Just call me Grace. Everyone else does.
Having a tough day? Need a little laugh (at my expense) to make you feel better about yourself? Well, today’s your lucky day…
But first, a little background information. (Which really isn’t necessary if you know me.)
I’m not what you would call graceful. Clumsy doesn’t even begin to describe it. I’m accident-prone. A walking hazard to myself. My arms and legs are a collage of various bruises — an assortment of blue and purple splotches reminding me of my never-ending battle to simply function as a coordinated human being. I spill stuff on a regular basis. (My boss bought me a jumbo pack of straws to keep at my desk. Seriously. I use them every day.) I trip over invisible obstacles. (Derek said I can’t walk from one end of the porch to the other without falling.) It’s really bad and it’s become a running joke with everyone who spends any amount of time with me. Every time I display my tremendously low-level motor skills, Derek says, “There ya go, Grace.” He swears that he’s buying me a suit of bubble wrap and a helmet for my birthday.
Now that you know all of that, let’s get back to the story.
In the summer, my bedroom stays about 10 degrees warmer than the rest of the house. Since I can’t sleep when I’m even the slightest bit hot, I keep my ceiling fan and floor fan on high and usually wind up kicking the covers off at some point early in the night. In an attempt to help, Derek suggested that I sleep with my bedroom door open, so more cool air would circulate through the room (and maybe I wouldn’t complain so much). I tried explaining to him that I ALWAYS sleep with my door closed. (‘Cause, you know… I live alone and that extra two inches of wood is really going to keep a mass murderer/serial rapist out of my room, should one come to town and break into my house.) But despite my irrational fears of things that go bump in the night, I agreed to give it a shot.
So, I crawled into bed with the door open and proceeded to fall asleep. THEN, like I do every night, I woke up around 1:30 to go to the bathroom… here’s where the story gets good. Okay, check out the diagram below:
See how very little room exists between the side of the bed and the bedroom door?

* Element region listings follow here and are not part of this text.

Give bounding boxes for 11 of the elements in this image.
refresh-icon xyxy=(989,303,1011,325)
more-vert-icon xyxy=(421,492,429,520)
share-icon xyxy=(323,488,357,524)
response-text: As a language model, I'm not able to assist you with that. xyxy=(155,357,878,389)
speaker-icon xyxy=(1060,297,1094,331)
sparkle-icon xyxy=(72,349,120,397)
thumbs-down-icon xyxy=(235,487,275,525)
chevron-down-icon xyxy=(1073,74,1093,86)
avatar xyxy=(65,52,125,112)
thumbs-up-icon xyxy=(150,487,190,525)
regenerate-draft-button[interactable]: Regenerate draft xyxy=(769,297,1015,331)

Keep that in mind.
As I was saying, around 1:30 I stumbled out of bed and wandered across the room to the bathroom. I didn’t turn on any lights because, duh… I walk the same path every night, right? And as usual, I made it to the bathroom just fine. When I finished my business, I sleepily stumbled (with my head down and eyes closed) out of the bathroom, in the general direction of my bed. I was about halfway there, and already anticipating my soft pillow, when suddenly….BAM! Something hard hit me square on the brow bone. I saw little flecks of white light spinning in front of me. I guess those are the stars they show dancing around the heads of cartoon characters when they get smacked on the noggin. My first thought was, “Damn… someone broke in and they just knocked me out! I should’ve kept my door closed!” Then it hit me (quite literally). There wasn’t anyone out to get me. Well, no one but me. I ran into the edge of the open door.
Needless to say, I slammed the thing, mumbled a few choice words and swore to chew Derek out for suggesting it in the first place.
So far, no bruising. Although it is a little swollen and pretty darn tender.
Maybe one day I’ll learn to walk. Or I’ll buy a helmet.